DENPASAR-fajarbali.com | Dijadikan tersangka, Bendesa Adat Desa Jungut Batu, Nusa Penida, Klungkung, Ketut Gunaksa membela diri. Ia membantah tidak terlibat pungli ataupun pemerasan di tempat penyeberangan Speedboad Desa Jungut Batu Nusa Penida, seiring adanya peraturan Permendes, Peraturan Perkebel dan SK Desa Pekraman setempat, yang berlaku di Bulan Maret 2018 lalu. 

Kuasa hukum Ketut Gunaksa, Jro Achmad Hadiana SH dan Made Suardika Adnyana, mengatakan, kliennya tidak terlibat pelanggaran hukum dalam kasus pungli di tempat penyeberangan Desa Jungut Batu Nusa Penida Klungkung. 

Menurutnya, pengambilan pungutan tersebut sudah mengacu pada Peraturan Desa Jungut Batu nomor 2 Tahun 2018 yang tertuang dalam bab (7) dan bab (8) tentang pengelolaan pendapatan asli desa. Dimana, seluruh hasil pengelolaan Desa, sedianya dikelola oleh petugas pungutan berdasarkan Keputusan Peraturan Perbekel nomor 5 tahun 2018. 

BACA: Terseret Kasus Pungli Penyeberangan Speedboat Nusa Penida, Bendesa Adat Jungut Batu Jadi Tersangka 

 

Disebutkan pula, bahwa Desa Pekraman diberikan untuk mengelola pendapatan desa yang tertuang dalam Peraturan Menteri Desa (Permendes) nomor 21 tahun 2015. “Jadi, upah pungut ini sudah masuk dalam aturan Permendes, Peraturan Perkebel dan SK Desa Pekraman yang berlaku di Bulan Maret 2018 lalu,” bebernya, Jumat (14/9/2018). 

Namun yang menjadi masalah di kepolisian, kata Hadiana, adalah tidak adanya karcis perorang tempat objek wisata Desa Jungut Batu.

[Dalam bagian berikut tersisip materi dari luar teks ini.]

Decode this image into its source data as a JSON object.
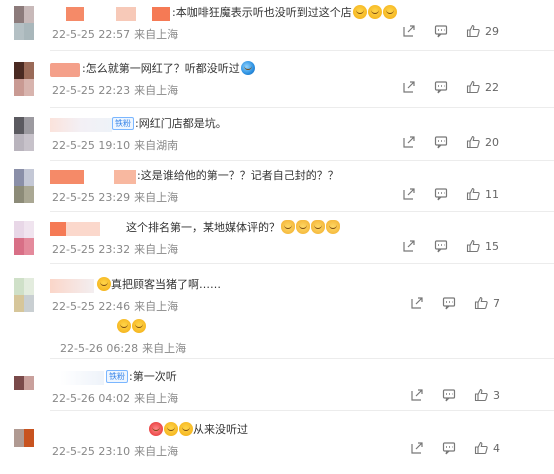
{
  "comments": [
    {
      "text": ":本咖啡狂魔表示听也没听到过这个店",
      "emojis": [
        "smug",
        "smug",
        "smug"
      ],
      "time": "22-5-25 22:57",
      "location": "来自上海",
      "likes": "29",
      "tag": ""
    },
    {
      "text": ":怎么就第一网红了？听都没听过",
      "emojis": [
        "blue"
      ],
      "time": "22-5-25 22:23",
      "location": "来自上海",
      "likes": "22",
      "tag": ""
    },
    {
      "text": ":网红门店都是坑。",
      "emojis": [],
      "time": "22-5-25 19:10",
      "location": "来自湖南",
      "likes": "20",
      "tag": "铁粉"
    },
    {
      "text": ":这是谁给他的第一？？记者自己封的？？",
      "emojis": [],
      "time": "22-5-25 23:29",
      "location": "来自上海",
      "likes": "11",
      "tag": ""
    },
    {
      "text": "这个排名第一，某地媒体评的？",
      "emojis": [
        "cat",
        "cat",
        "cat",
        "cat"
      ],
      "time": "22-5-25 23:32",
      "location": "来自上海",
      "likes": "15",
      "tag": ""
    },
    {
      "text": "真把顾客当猪了啊……",
      "emojis": [
        "smug"
      ],
      "time": "22-5-25 22:46",
      "location": "来自上海",
      "likes": "7",
      "tag": ""
    },
    {
      "text": "",
      "emojis": [
        "smug",
        "smug"
      ],
      "time": "22-5-26 06:28",
      "location": "来自上海",
      "likes": "",
      "tag": ""
    },
    {
      "text": ":第一次听",
      "emojis": [],
      "time": "22-5-26 04:02",
      "location": "来自上海",
      "likes": "3",
      "tag": "铁粉"
    },
    {
      "text": "从来没听过",
      "emojis": [
        "heart",
        "smug",
        "smug"
      ],
      "time": "22-5-25 23:10",
      "location": "来自上海",
      "likes": "4",
      "tag": ""
    }
  ],
  "icons": {
    "share": "share-icon",
    "reply": "comment-icon",
    "like": "thumbs-up-icon"
  }
}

Sehingga Polisi melaporkan kasus ini dalam laporan model A, yakni penemuan Polisi. 

Hadiana mengaku sudah menjelaskan ke penyidik mengenai bentuk karcis ini sudah dituangkan dalam kesepakatan bersama, antara petugas upah pungut dengan 13 pengusaha Speedboat di Sanur. Jika sebelumnya para pengusaha dibebankan Rp 10 ribu perturis untuk biaya masuk, namun karena jarak tempuhnya lama, disepakatilah pembayaran dilakukan perbulan dalam bentuk kwitansi. 

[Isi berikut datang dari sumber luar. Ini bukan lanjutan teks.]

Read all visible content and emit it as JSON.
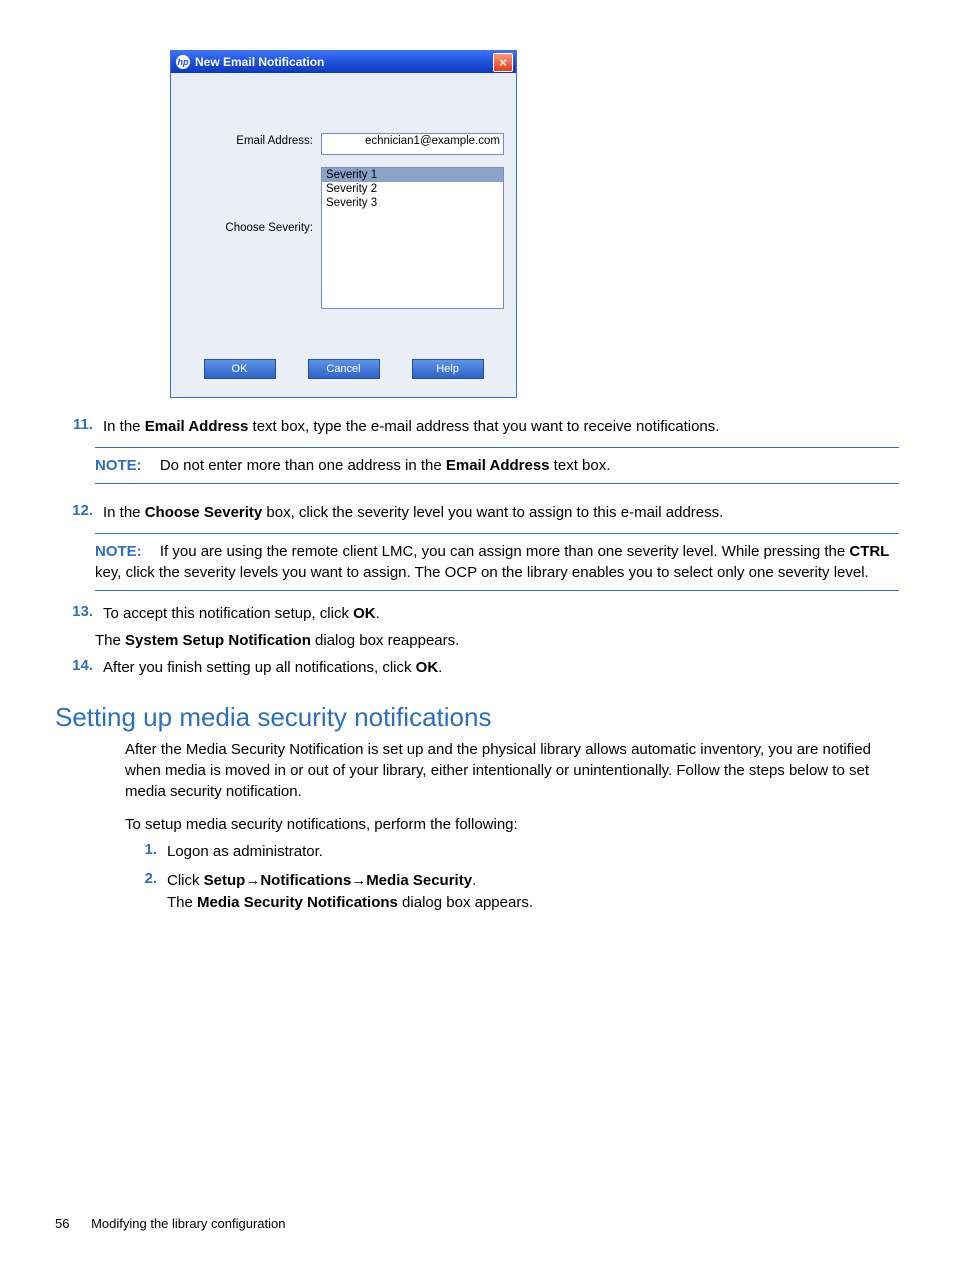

Menurutnya, selama sebulan para pengusaha Speedboad membayar secara bervariasi. Ada yang Rp 10 juta hingga Rp 30 juta, tergantung dari banyaknya tamu yang masuk dan dihandel oleh perusahaan Speedboat. “Kesepakatan pembayaran perbulan ini antara petugas upah pungut dan pengusaha Speedboat, Bendesa Adat tidak tahu menahu masalah ini,” ujarnya. 

Ditambahkanya, kliennya selama ini tidak pernah mengetahui berapa jumlah uang yang disetor petugas upah pungut. Bendesa Adat hanya menerima tanda tangan, mengecek pemasukan dan pengeluaran dari bendahara Desa Jungut Batu. Pun, seluruh uang yang masuk ke kas Desa sudah dipertanggungjawabkan. 

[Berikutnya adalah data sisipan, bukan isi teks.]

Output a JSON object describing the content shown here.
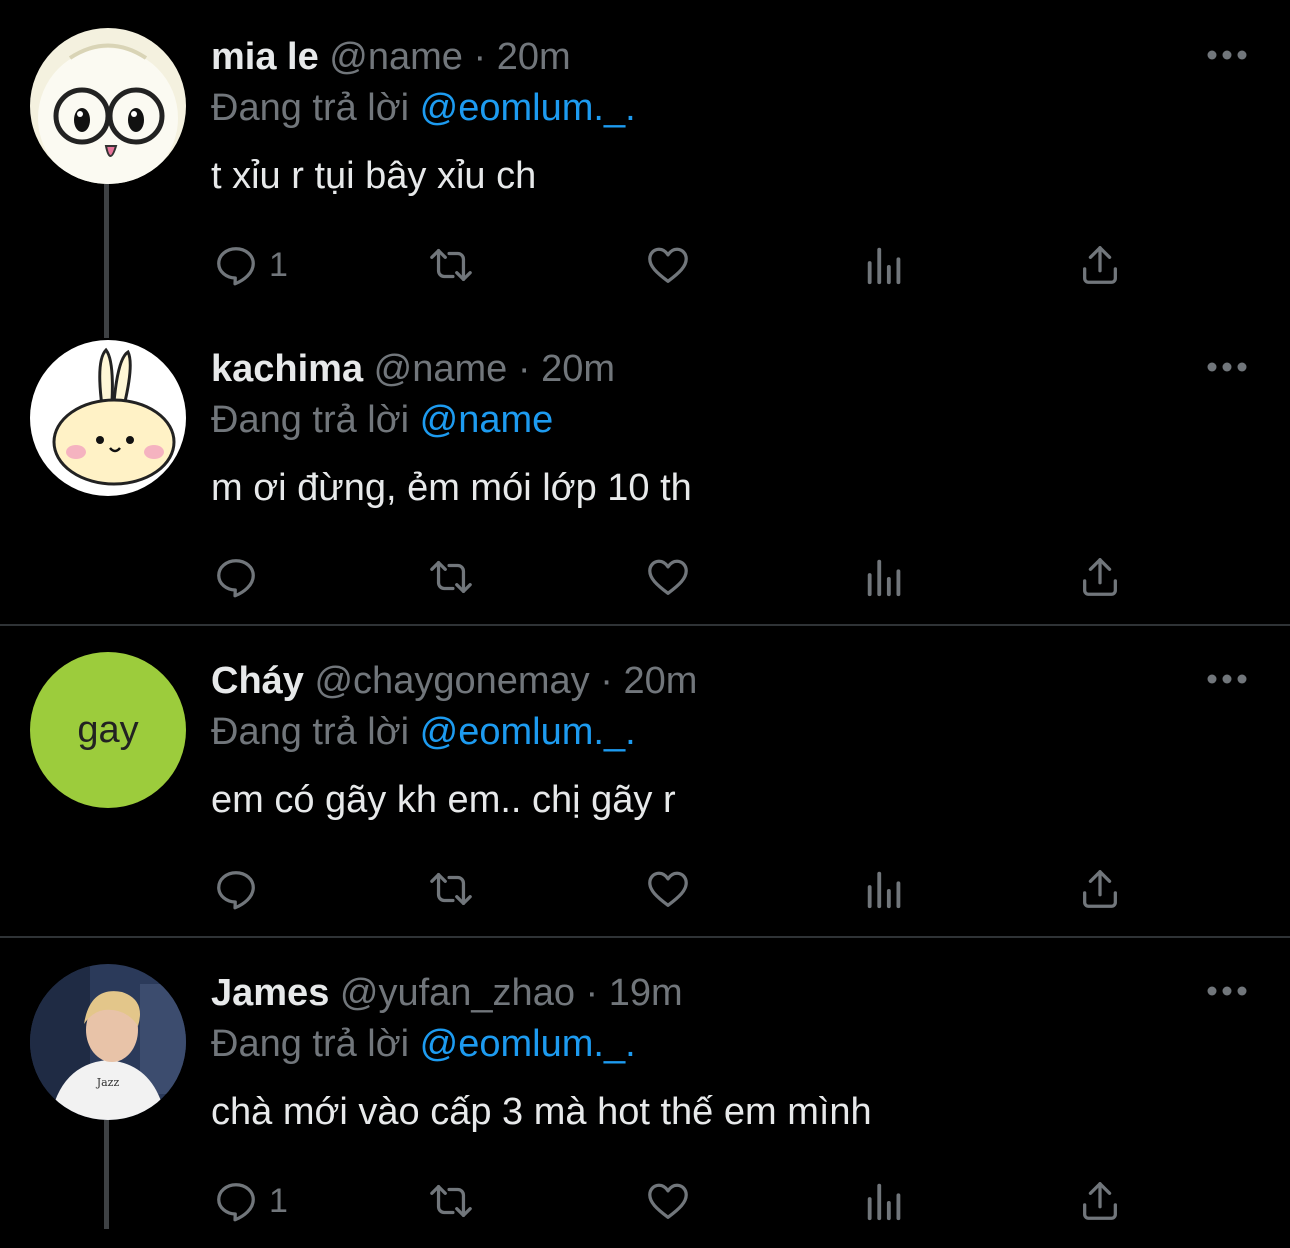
{
  "reply_prefix": "Đang trả lời",
  "tweets": [
    {
      "display_name": "mia le",
      "handle": "@name",
      "separator": "·",
      "time": "20m",
      "reply_to": "@eomlum._.",
      "text": "t xỉu r tụi bây xỉu ch",
      "reply_count": "1",
      "avatar_icon": "glasses-character-avatar"
    },
    {
      "display_name": "kachima",
      "handle": "@name",
      "separator": "·",
      "time": "20m",
      "reply_to": "@name",
      "text": "m ơi đừng, ẻm mói lớp 10 th",
      "reply_count": "",
      "avatar_icon": "bunny-character-avatar"
    },
    {
      "display_name": "Cháy",
      "handle": "@chaygonemay",
      "separator": "·",
      "time": "20m",
      "reply_to": "@eomlum._.",
      "text": "em có gãy kh em.. chị gãy r",
      "reply_count": "",
      "avatar_text": "gay",
      "avatar_color": "#9ccc3c"
    },
    {
      "display_name": "James",
      "handle": "@yufan_zhao",
      "separator": "·",
      "time": "19m",
      "reply_to": "@eomlum._.",
      "text": "chà mới vào cấp 3 mà hot thế em mình",
      "reply_count": "1",
      "avatar_icon": "person-photo-avatar"
    }
  ],
  "colors": {
    "background": "#000000",
    "primary_text": "#e7e9ea",
    "secondary_text": "#71767b",
    "link": "#1d9bf0",
    "separator": "#2f3336"
  },
  "icons": {
    "reply": "reply-icon",
    "retweet": "retweet-icon",
    "like": "heart-icon",
    "views": "views-icon",
    "share": "share-icon",
    "more": "more-options-icon"
  }
}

“Selama pungutan berlangsung dari Bulan Maret, para petugas upah pungut selalu menyetor ke bendahara kantor Desa Jungut Batu. Bendesa Adat sendiri hanya mengecek pemasukan dan pengeluaran,” terangnya. 

Terkait soal status klienya sebagai tersangka, Hadiana sedikit keberatan. Ia mengatakan, selama kasus ini bergulir, klienya sudah sangat koorpertif diperiksa, namun tiba-tiba dijadikan tersangka. “Itu haknya penyidik. Kami sudah mengajukan penangguhan penahanan karena klien akan mengikuti upacara ngaben massal di Desa Jungut Batu,” tegasnya. (hen)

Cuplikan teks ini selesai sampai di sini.